Stronger than before, no weapons formed, no arrows shot, no degrading thoughts can remove my tree rooted in and growing in Christ.

Every weed attempting to choke the Christ in me, the sword of His word will remind me of words spoken over me and the rotten dirt that dares to cover up the truth will forever be washed away, by blood red blood that forever sets me free and puts my mind at ease.

The greenery that once grew, uninterrupted will stay evergreen.

Never changing and everlasting.

Mitchell Rupere

Poet’s notes :

“This piece literally describes what was happening in my head. I see my mind as a field, and when it’s infected, I can see the manifestation. This is my journey from being bound by past heartbreak to moving on to a better life trusting that anything that exalts itself above God’s Word is invalid and is planted to destroy.” 2 Corinthians10:5 says “we demolish arguments and every pretension that sets itself up against the knowledge of God and we take captive every thought and make it obedient to Christ”.

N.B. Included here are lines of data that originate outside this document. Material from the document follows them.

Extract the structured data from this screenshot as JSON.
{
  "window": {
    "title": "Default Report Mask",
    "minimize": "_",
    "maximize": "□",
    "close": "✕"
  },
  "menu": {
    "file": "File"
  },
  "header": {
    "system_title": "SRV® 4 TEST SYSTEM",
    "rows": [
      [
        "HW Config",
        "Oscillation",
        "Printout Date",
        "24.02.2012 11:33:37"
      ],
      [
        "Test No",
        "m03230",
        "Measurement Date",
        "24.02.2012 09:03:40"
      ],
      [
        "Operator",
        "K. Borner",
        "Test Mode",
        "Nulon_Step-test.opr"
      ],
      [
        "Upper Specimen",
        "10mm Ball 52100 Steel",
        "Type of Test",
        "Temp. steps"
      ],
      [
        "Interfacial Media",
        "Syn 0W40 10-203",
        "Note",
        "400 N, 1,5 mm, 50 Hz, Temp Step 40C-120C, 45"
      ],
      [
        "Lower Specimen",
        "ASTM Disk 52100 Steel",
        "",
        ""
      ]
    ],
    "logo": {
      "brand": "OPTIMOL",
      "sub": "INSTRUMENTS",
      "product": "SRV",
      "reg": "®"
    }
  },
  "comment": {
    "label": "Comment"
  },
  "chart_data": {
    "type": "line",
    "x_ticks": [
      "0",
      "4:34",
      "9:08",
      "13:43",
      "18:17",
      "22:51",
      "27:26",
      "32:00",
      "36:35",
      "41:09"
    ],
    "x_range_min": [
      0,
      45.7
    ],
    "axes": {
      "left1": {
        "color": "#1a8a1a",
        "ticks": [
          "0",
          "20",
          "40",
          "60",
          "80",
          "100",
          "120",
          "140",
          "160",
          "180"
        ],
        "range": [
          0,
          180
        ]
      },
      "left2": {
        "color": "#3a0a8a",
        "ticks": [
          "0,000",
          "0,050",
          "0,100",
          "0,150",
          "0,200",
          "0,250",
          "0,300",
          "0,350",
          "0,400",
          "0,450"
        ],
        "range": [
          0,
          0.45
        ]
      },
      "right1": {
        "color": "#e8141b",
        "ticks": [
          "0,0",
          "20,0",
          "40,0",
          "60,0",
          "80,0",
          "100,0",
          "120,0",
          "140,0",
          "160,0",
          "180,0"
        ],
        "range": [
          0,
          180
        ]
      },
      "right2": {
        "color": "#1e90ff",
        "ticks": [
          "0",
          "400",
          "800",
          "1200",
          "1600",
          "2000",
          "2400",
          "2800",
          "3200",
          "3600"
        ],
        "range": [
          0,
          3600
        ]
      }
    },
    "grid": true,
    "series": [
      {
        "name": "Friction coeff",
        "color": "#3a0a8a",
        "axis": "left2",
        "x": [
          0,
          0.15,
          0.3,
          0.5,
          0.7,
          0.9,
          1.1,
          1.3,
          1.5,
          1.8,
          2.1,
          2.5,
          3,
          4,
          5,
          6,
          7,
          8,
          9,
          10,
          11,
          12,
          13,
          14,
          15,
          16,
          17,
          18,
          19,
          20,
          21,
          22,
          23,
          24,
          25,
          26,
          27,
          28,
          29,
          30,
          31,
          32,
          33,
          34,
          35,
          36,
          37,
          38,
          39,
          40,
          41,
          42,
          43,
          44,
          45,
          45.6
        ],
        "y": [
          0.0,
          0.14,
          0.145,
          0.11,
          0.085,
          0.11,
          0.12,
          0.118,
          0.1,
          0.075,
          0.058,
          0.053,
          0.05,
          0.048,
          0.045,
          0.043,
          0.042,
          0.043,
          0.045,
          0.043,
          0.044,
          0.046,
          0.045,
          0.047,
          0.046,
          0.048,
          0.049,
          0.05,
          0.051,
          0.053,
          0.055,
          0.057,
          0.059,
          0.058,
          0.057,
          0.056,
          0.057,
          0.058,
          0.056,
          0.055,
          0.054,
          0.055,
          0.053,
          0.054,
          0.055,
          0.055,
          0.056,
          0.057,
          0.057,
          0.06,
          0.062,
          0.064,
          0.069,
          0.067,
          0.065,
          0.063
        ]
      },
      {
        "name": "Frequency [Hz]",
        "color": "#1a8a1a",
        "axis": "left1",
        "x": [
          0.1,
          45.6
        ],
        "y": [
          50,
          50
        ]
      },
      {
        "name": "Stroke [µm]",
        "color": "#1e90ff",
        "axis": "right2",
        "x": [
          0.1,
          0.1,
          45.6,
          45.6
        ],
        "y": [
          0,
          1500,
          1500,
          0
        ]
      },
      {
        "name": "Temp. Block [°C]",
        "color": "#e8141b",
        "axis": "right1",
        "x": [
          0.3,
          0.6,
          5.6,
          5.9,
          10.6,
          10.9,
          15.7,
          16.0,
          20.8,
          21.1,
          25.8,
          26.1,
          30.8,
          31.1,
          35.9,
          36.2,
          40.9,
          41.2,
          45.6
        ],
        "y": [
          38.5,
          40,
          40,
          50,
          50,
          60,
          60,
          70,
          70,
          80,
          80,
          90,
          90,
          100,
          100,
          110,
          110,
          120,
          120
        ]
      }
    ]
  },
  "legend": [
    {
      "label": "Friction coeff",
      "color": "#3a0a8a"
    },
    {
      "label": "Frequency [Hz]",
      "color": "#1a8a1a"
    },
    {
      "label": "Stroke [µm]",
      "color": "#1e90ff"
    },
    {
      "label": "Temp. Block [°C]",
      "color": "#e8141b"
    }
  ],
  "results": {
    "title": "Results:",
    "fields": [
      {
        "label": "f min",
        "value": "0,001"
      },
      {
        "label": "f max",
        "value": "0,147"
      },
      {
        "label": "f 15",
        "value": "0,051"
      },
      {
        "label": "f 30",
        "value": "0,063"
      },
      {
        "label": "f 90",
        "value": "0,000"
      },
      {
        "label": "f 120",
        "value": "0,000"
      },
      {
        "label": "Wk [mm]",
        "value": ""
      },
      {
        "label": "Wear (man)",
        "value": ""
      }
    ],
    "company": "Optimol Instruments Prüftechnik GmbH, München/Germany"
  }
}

This scripture was one which motivated her fight the battles in her mind with the confidence that God has given us authority to destroy anything that goes against his perfect nature i.e everything that goes against love, against purity and against fearlessness. We fight with the spirit of God as David did to defeat Goliath and it is because of this Spirit that we should have hope. You’re more than a conqueror!